The extrusion process creates linear profiles, strips and sheets with high structural integrity useful in many construction siding, trim and furniture applications. Vacuum forming, or thermoforming, forms trays, linings and thin plastic packaging from heated plastic sheets, while dip molding forms a variety of soft molds and plastic coatings. Other plastic molding processes use casts, or dies; injection molding squeezes melted (or Â“plasticizedÂ”) plastic resin into a closed mold, forming a solid plastic object, while rotational molding uses a type of gyroscope to evenly coat the inside of a mold, creating hollow parts with high impact resistance.
Plastic molding processes vary greatly in cost. High end plastic molding processes, such as rotational molding and injection molding, provide precision three dimensional plastic parts with structural integrity and impact resistance few other processes or materials can provide. On the other end of the spectrum, blow molding and dip molding processes offer very affordable options for long runs and mass production of containers and household commodity items. A wide range of plastic materials are molded through these processes, although some processes are more effective with certain polymers than others.
It is the most common manufacturing technique employed in the making of objects we use each day, ranging from automotive dashboards to bottle caps and children’s toys. Plastic has become a popular alternative to metals, wood and glass as its wide range of properties are able to suit many different applications.
Plastic polymers, in the form of thermoplastics, thermosets and elastomers, are a popular manufacturing material because of plastic’s durability and malleability. The process of plastic molding is used for mass production and prototyping because of its ability to yield high runs at close tolerances.
Plastic molding typically involves a pre-made mold and liquid plastics; however other manufacturing methods include vacuum forming, injection molding, blow molding and compression molding. The type of molding process chosen usually depends on the final intended use of the product being made, and the process is commonly used in the consumer, food service, medical, plumbing, computer and automotive industries.
Materials used in plastic molding differ in important ways: thermoplastics can be melted and molded into a wide variety of shapes as they become more pliable with the application of heat. Shapes can be remolded and adjusted if need be, however, thermoplastics tend to be more brittle in cold or freezing temperatures. Thermosets, such as melamine resin or polyimides, dry hard and brittle and can only be melted and molded once. They are however more suited to applications that require exposure to cold.

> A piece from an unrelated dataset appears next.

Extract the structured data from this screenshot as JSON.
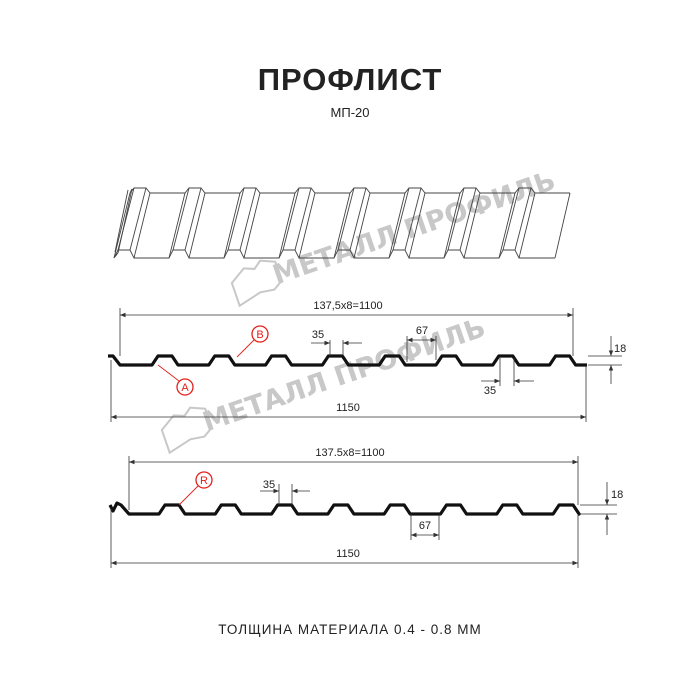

Elastomers, for example, those known as rubber, maintain a property of elasticity once cooled which is a required characteristic for some molded plastic products. Elastomers are used in the molding of children’s toys, or other objects such as tool handles which benefit from the comfort of elasticity. There are numerous advantages to plastic molding, including: fast turnaround times, lower labor costs and the ability to make complex plastic products and minimal waste.
Other materials such as metal or wood are hard to mold, especially into small and complex shapes, and without having the ability to melt and harden, can result in heavy wastage costs. Plastic however, can be bent, twisted, squeezed or turned into an almost limitless range of shapes. The negligible amounts of waste produced can be recycled through the melt and mold process, making plastic molding a responsible manufacturing choice.